[Python-Dev] xreadlines : readlines :: xrange : range

Guido van Rossum guido@python.org
Tue, 02 Jan 2001 17:46:00 -0500


> On Tue, Jan 02, 2001 at 03:48:09PM -0500, Tim Peters wrote:
> >into the FILE* representation in platform-dependent ways.  It's a shame that
> >almost all vendors missed that fgets was defined as a primitive by the C
> >committee precisely so that vendors *could* pull this speed trick under the
> >covers.  It's also a shame that Perl did it for them <wink>.
> 
> So, should Python be changed to use fgets(), available on all ANSI C
> platforms, rather than the glibc-specific getline()?  That would be
> more complicated than the brain-dead easy course of using getline(),
> which is obviously why I didn't do it; PyFile_GetLine() had annoyingly
> complicated logic.

You mean get_line(), which indeed has a complicated API and
corresponding logic: the argument may be a max length, or 0 to
indicate arbutrary length, or negative to indicate raw_input()
semantics. :-(

Unfortunately we can't use fgets(), even if it were faster than
getline(), because it doesn't tell how many characters it read.  On
files containing null bytes, readline() is supposed to treat these
like any other character; if your input is "abc\0def\nxyz\n", the
first readline() call should return "abc\0def\n".  But with fgets(),
you're left to look in the returned buffer for a null byte, and
there's no way (in general) to distinguish this result from an input
file that only consisted of the three characters "abc".  getline()
doesn't seem to have this problem, since its size is also an output
parameter.

> When this was discussed in comp.lang.python, someone also mentioned
> getc_unlocked(), which saves the overhead of locking the stream every
> time, but that didn't seem a fruitful avenue for exploration.

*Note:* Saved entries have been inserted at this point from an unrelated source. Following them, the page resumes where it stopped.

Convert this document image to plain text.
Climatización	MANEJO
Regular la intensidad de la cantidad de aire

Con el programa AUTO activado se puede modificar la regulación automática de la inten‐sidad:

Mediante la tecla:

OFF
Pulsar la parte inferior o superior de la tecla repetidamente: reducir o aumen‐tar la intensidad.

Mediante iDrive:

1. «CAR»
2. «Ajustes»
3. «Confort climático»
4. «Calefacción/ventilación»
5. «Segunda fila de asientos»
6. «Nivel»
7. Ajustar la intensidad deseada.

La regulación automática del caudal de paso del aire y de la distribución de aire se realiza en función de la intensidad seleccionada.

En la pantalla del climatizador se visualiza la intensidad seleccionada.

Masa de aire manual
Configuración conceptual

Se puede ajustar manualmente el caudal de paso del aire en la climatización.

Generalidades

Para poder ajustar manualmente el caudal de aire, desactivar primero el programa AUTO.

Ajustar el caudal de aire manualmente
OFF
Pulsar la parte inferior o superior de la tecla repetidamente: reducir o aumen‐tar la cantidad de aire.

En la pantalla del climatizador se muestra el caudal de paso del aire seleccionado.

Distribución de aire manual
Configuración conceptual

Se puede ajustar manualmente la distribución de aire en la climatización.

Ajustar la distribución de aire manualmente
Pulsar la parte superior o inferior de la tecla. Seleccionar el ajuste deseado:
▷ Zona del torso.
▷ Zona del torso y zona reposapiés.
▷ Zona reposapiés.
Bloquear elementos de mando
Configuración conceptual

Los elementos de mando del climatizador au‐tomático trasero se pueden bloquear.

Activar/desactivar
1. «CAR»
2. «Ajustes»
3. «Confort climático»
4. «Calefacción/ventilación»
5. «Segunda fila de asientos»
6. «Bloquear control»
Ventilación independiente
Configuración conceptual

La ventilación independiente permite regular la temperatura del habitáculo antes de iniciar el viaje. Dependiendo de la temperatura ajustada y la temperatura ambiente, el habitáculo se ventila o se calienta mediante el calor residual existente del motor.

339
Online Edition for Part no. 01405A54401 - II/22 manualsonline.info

I've never heard of getc_unlocked; it's not in the (old) C standard.
If it's also a glibc thing, I doubt that using it would be faster than
getline().  If it's a new C standard (C9x) thing, we'll have to wait.

Fred reminded me that for e.g. Solaris, while everybody probably
compiles with GCC, that doesn't mean they are using glibc, so
in practice getline() will only help on Linux.

I'm slowly warming up to xreadlines(), although we must be careful to
consider the consequences (do other file-like objects need to support
it too?).

--Guido van Rossum (home page: http://www.python.org/~guido/)